The Palms of Cuba (continued)
|Coccothrinax pseudorigida is another absolute beauty. It is the only clumping Coccothrinax species known. It grows to only 6 to 8 feet with very stiff, deeply divided orbicular leaves. It has a shrub-like appearance and grows next to Copernicia cowellii in serpentine soils. Leaves are bright green on top and whitish-silver underneath. Trunk fiber is very thick and spiny.|
|Thrinax ekmaniana is another superb palm that is also unfortunately seriously endangered. It grows on three isolated mogotes in an otherwise flat savanna region. The entire habitat is unique and several species of plants are found here and nowhere else. Thrinax ekmaniana is another small palm measuring no more than 8 feet and growing from what appears to be solid limestone rock. Leaves are a medium green on top and silvery underneath. There is fiber attached to the leaf petioles that give it a bit of a hairy appearance among the leaves. Petioles are short and leaves are held stiffly. Old leaves are also held giving the crown a ball-like appearance. From afar these palms look like lollipops sticking up from the mogotes.|
|Gastrococcos crispa is the one Cuban belly palm that is known in South Florida.
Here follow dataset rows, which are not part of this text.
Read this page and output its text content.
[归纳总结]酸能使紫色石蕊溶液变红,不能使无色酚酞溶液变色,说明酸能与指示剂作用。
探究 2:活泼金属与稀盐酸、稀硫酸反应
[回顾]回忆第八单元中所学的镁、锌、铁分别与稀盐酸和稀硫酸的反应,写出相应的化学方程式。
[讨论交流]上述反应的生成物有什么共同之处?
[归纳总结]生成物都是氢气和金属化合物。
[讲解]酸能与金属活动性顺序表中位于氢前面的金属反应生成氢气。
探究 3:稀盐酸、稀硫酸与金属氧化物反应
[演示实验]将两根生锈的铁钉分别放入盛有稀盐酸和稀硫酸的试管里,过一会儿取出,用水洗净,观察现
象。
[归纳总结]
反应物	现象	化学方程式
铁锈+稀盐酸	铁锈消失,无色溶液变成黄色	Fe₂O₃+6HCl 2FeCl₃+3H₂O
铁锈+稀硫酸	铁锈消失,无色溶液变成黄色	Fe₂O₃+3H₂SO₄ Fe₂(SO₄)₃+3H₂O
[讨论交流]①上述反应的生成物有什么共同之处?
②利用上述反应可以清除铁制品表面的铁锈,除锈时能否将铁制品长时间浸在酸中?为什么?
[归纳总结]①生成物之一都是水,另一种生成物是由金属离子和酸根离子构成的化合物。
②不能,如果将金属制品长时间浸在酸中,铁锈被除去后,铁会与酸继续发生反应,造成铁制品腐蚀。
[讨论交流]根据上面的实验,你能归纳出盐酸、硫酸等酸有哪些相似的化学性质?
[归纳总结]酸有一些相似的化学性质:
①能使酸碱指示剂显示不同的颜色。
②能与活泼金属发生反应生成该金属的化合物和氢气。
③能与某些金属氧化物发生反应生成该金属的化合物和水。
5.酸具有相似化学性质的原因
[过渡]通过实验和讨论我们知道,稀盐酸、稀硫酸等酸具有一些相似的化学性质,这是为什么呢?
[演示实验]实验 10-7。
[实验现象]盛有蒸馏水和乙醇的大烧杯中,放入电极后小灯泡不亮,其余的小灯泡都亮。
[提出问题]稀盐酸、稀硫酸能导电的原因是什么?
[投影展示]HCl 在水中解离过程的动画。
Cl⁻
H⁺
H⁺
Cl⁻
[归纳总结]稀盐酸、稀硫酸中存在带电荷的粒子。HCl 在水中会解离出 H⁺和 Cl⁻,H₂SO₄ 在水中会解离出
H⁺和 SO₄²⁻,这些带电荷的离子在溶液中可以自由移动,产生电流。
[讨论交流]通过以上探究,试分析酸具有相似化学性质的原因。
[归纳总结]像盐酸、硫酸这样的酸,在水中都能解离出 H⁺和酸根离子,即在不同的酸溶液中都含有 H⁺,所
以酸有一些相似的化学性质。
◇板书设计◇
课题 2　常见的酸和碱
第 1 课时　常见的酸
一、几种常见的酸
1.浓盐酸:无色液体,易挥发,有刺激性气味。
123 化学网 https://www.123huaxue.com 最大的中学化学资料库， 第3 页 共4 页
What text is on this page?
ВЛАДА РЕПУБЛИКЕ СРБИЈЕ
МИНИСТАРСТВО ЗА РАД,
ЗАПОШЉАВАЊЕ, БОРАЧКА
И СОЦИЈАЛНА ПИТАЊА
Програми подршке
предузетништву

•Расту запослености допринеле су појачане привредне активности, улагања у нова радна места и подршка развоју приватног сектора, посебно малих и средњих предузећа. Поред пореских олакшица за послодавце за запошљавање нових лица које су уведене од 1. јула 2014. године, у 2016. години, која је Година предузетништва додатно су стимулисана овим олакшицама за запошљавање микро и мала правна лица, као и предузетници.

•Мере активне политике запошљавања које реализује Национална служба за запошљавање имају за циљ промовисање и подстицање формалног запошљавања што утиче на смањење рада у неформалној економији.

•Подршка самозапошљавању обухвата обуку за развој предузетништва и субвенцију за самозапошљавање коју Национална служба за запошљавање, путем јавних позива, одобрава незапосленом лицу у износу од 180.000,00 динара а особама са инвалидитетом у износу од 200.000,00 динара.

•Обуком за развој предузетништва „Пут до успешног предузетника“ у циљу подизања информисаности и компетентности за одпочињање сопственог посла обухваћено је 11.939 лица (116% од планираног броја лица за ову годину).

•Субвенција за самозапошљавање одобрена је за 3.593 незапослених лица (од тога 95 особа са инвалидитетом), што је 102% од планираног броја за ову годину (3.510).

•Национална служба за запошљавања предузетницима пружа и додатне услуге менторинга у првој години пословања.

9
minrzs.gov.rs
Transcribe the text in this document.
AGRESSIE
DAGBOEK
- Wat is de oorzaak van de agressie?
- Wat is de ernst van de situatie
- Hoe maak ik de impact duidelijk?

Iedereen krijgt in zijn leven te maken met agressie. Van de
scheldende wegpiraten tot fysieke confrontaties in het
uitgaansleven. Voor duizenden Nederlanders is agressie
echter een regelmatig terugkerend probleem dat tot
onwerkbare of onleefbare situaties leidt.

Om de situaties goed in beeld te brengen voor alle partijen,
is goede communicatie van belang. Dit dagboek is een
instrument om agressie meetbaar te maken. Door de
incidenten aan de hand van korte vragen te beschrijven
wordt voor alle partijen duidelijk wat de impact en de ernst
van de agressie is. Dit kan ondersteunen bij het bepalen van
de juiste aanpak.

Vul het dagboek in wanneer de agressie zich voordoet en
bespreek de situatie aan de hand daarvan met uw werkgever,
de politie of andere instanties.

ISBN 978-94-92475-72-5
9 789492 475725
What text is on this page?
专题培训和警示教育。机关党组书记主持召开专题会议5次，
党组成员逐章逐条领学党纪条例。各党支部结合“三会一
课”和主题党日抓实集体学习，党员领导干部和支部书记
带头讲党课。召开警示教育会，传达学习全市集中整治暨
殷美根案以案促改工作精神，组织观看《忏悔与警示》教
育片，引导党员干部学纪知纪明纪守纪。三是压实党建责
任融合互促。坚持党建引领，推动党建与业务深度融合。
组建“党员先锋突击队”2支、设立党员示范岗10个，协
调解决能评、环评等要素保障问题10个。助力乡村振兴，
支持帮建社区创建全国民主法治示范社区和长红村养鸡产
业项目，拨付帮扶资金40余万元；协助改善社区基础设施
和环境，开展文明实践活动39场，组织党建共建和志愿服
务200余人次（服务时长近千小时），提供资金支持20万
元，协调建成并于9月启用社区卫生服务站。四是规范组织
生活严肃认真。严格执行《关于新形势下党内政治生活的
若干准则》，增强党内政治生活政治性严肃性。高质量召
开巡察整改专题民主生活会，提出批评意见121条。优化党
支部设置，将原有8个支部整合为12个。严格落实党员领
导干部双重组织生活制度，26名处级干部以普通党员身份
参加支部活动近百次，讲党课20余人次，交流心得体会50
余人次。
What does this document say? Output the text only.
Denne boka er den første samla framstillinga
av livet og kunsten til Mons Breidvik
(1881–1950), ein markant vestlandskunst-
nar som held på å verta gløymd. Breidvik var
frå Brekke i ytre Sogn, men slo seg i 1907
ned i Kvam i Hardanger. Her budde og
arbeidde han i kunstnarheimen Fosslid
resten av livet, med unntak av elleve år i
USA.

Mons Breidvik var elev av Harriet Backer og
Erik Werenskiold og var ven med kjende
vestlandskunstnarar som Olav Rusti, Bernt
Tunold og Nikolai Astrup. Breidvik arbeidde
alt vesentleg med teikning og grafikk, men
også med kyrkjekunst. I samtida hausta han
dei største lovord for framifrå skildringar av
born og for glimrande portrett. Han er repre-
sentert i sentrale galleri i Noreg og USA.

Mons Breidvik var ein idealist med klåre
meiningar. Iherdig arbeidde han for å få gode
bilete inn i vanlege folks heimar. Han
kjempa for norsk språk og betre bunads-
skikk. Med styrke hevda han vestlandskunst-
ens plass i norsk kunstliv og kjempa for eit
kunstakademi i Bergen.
Colpothrinax wrightii, locally known as the barrigona palm (bottle palm), is the other Cuban belly palm. It is easy to see why this unusual and beautiful palm was at one time considered to be a Pritchardia, as it shares a common ancestor with that genus. The belly is very pronounced and only occasionally does it produce a second belly. Trunks, over time, become very smooth and leaves are a dark green on top and silvery underneath. It is a very useful palm in Cuba, with leaves used for roofing thatch and trunks used as corner posts for buildings. It is a palm that, although slow growing, should be tried more in cultivation.|
That is a taste of the palms of Cuba. Hopefully this article provides a little insight into a fascinating country and the palms that inhabit it. There will be more information to come as more is learned and perhaps, in the not-too-distant future, more Cuban palm species will be available for cultivation both here and elsewhere in the world.